See 2.5.6.2. DMA Control Blocks in the RP2040 datasheet, including the CHAIN_TO and four sets of register aliases. :slight_smile:

So… no shadow registers, which just means you need to count clock cycles to ensure the next DMA occurs before any PIO buffers fill up and bits get dropped.

Option 1:
Always write all four registers, and choose any of the register aliases, since the last write will always be a trigger.

Option 2:
Determine one or more value(s) which remain static and don’t require updates. Then, select a register alias set where the static value(s) are prior to the values that need to be updated. Now the second DMA engine can write fewer registers each cycle, but still finish on a register alias that will trigger.

Look at alias #2 … I would guess that CTRL and TRANS_COUNT could be left alone by always transfering same-sized blocks (e.g., 2k or 32k) on the first DMA engine. That reduces the data that the second DMA engine writes to just two 32-bit values. If READ_ADDR is also static (which I think it may be), then you only need to have an array of the write addresses, and the second DMA engine writes a single 32-bit value to a single register … i.e., single-clock delay, hidden by the PIO program’s efficiency and/or buffer settings.
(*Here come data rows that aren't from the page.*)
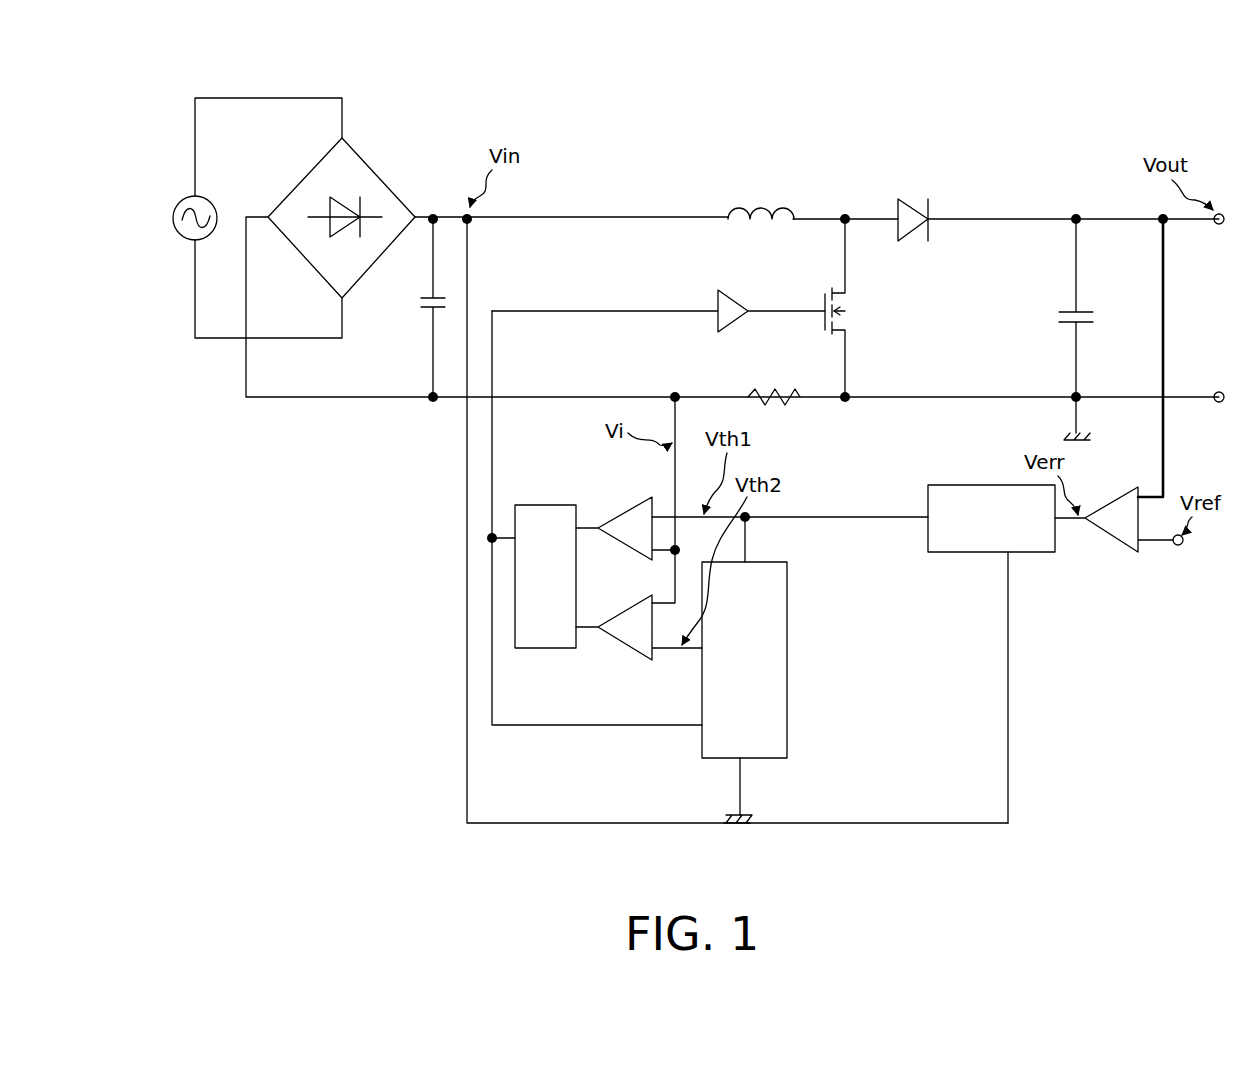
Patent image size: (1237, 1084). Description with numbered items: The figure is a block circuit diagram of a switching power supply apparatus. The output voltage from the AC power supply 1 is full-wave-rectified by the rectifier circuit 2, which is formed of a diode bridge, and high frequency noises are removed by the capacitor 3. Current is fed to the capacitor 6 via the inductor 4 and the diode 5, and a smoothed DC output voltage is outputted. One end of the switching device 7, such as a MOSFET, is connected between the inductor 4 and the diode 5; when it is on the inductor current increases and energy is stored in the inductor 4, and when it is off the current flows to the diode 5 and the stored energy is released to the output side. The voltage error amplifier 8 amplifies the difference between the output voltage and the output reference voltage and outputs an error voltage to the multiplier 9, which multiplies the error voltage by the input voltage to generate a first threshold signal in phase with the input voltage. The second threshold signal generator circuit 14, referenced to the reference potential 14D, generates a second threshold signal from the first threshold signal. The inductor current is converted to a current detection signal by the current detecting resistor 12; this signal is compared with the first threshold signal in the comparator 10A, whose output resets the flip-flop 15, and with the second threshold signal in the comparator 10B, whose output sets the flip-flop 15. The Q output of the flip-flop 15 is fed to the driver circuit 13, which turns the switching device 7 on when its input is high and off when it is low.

The AC power supply 1 is at (187, 235).
The rectifier circuit 2 is at (365, 178).
The capacitor 3 is at (424, 306).
The inductor 4 is at (766, 196).
The diode 5 is at (921, 205).
The capacitor 6 is at (1066, 311).
The switching device 7 is at (856, 313).
The voltage error amplifier 8 is at (1119, 537).
The multiplier 9 is at (1030, 556).
The comparator 10A is at (628, 513).
The comparator 10B is at (620, 646).
The current detecting resistor 12 is at (754, 392).
The driver circuit 13 is at (748, 281).
The second threshold signal generator circuit 14 is at (791, 681).
The reference potential 14D is at (710, 815).
The flip-flop 15 is at (512, 593).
Oh, and I’m presuming you’ve set the PIO buffer to be 2x deep (output only). If not, it likely would not hurt, and give a few extra cycles for the DMA setup…

Can you also help me understand a few items? (so I’m working from the same understanding as you):

  1. How many (maximum) samples are shown on the OLED at a time?

  2. Am I reading correctly that 32k of data is captured prior to any updates of the OLED? (e.g., because it has to wait for a DMA operation to finish?)

  3. Is there any interest in having the LA store the samples directly to the NAND (for huge traces)?

Just to be clear. I didn’t write this LA code, I just cleaned one or two things. I also never looked at the LA UI. I was more interested in the OLS interface and fixing the sigrok code.
As I said earlier I know about the DMA control blocks and I suspect it could work but I don’t have much incentive to modify the code since it is a frustrating endeavor. Possible to test but impossible to debug due to the nature of the DMA engine.

1 Like

The only question I can answer is 2.
The OLS interface can provide very short samples like 100 samples. The number of samples is controlled by the PIO engine, not the DMA engine. The DMA never finishes, it just loops around forever, waiting for data coming from the PIO engine.
About 3. I can only express an opinion here. If the write speed of the NAND is greater than the USB throughput, then it would be interesting. Otherwise, I would much prefer using sigrok/Pulseview to gather longer traces.

1 Like

Ah! My mistake. Yes, debugging DMA configuratoin is definitely painful.

Thanks for helping me understand the limitations currently part of the LA architecture. While painful, it will inform the mode allocator.

On the “good news” side of things:
I figured out how to reserve a 32k-aligned buffer of arbitrary size via the ldscript. Thus, I can reserve 138k (instead of 128k), allowing for both large aligned and smaller, lesser-aligned allocations. Working through the logic now…

  • How many (maximum) samples are shown on the OLED at a time?

Currently none :slight_smile: There is a scope for the display, but not the LA. It would be cute, but I guess my general feeling is that software (or the VT100 LA I started as a proof of concept at one point) is a nicer way to interact with the data. Especially because we only have one button for a physical interface.

  • Is there any interest in having the LA store the samples directly to the NAND (for huge traces)?

I would guess minimal. There is also a sigrok compatible firmware for the Bus Pirate that does continuous sampling by shoving samples down USB as fast as possible. It’s ported from the pico-la-sigrok project on github. It can sustain ~3MSPS, triggers are done in sigrok.

This is one of the things that I hope to relocate into a large firmware and jump to based on a second stage bootloader. The overhead of the Bus Pirate firmware is too much for a project like pico-la-sigrok that tests the limits of the RP2040 hardware.